Avrupa Birliği’nde iklim değişikliğinin etkileri yalnızca çevresel değil, aynı zamanda derin bir ekonomik krize dönüşmüş durumda. Avrupa Komisyonu ve Avrupa Yatırım Bankası (AYB) tarafından yayımlanan “Sigorta ve Risk Yönetimi: AB’de Tarım İçin Araçlar” başlıklı rapor, bu durumu rakamlarla gözler önüne serdi.
Rapora göre, AB üyesi 27 ülke, kuraklık, aşırı sıcaklar, ani donlar ve seller gibi olumsuz hava koşulları sebebiyle her yıl tarımsal üretimin yaklaşık %6’sını kaybediyor. Bu kaybın mali karşılığı 28,3 milyar euro olarak hesaplandı.
Çalışmada bu zararın 17,4 milyar eurosunun bitkisel üretimden, 10,9 milyar eurosunun ise hayvancılıktan kaynaklandığı vurgulandı. Özellikle Güney Avrupa’da yaşanan uzun süreli kuraklıklar, tahıl, zeytin, üzüm ve narenciye üretiminde büyük düşüşlere yol açtı.

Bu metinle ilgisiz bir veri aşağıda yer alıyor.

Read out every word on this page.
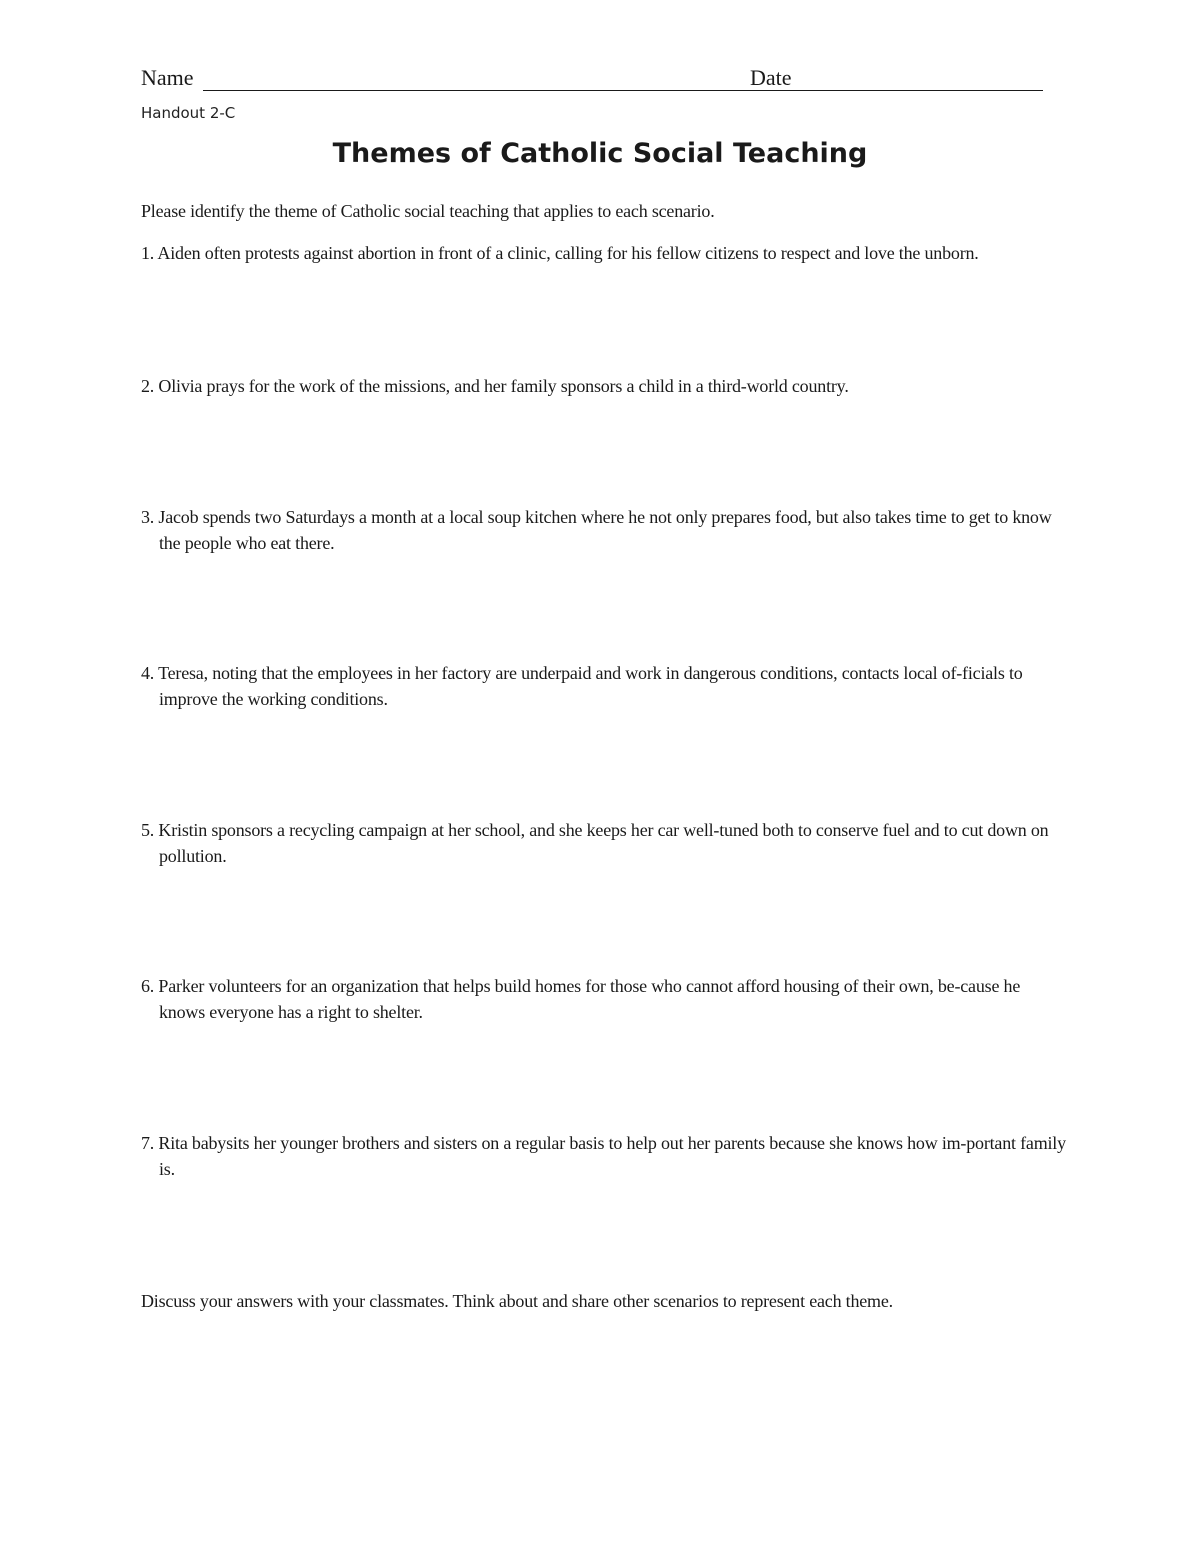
Name	Date
Handout 2-C
Themes of Catholic Social Teaching
Please identify the theme of Catholic social teaching that applies to each scenario.
1. Aiden often protests against abortion in front of a clinic, calling for his fellow citizens to respect and love the unborn.
2. Olivia prays for the work of the missions, and her family sponsors a child in a third-world country.
3. Jacob spends two Saturdays a month at a local soup kitchen where he not only prepares food, but also takes time to get to know the people who eat there.
4. Teresa, noting that the employees in her factory are underpaid and work in dangerous conditions, contacts local of-ficials to improve the working conditions.
5. Kristin sponsors a recycling campaign at her school, and she keeps her car well-tuned both to conserve fuel and to cut down on pollution.
6. Parker volunteers for an organization that helps build homes for those who cannot afford housing of their own, be-cause he knows everyone has a right to shelter.
7. Rita babysits her younger brothers and sisters on a regular basis to help out her parents because she knows how im-portant family is.
Discuss your answers with your classmates. Think about and share other scenarios to represent each theme.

Raporda ayrıca, tarımsal sigorta sistemlerinin yeterince gelişmemiş olması ve çiftçilerin iklim risklerine karşı hâlâ savunmasız kalması, bu zararın sürdürülebilir tarımı tehdit eden bir krize dönüşmesine neden olduğu belirtildi.
Bu gelişmeler, geçtiğimiz günlerde İngiliz medyasında yer alan Avrupa ekonomisine dair çarpıcı tespitlerle de birleşince daha geniş bir tartışmayı gündeme taşıdı. The Spectator’a göre, çelik, otomotiv ve kimya gibi kritik sektörlerde de AB ciddi bir gerileme yaşıyor. Enerji fiyatlarının rekabet gücünü zayıflatması ve çiftlik sayısındaki dramatik düşüş, AB’nin ekonomik direncini çok boyutlu olarak sarsıyor.
İklim krizinin, Avrupa’nın ekonomik yapı taşlarında yarattığı bu çözülme, kıtanın önümüzdeki on yılını şekillendirecek stratejilerin merkezine yerleşmiş durumda.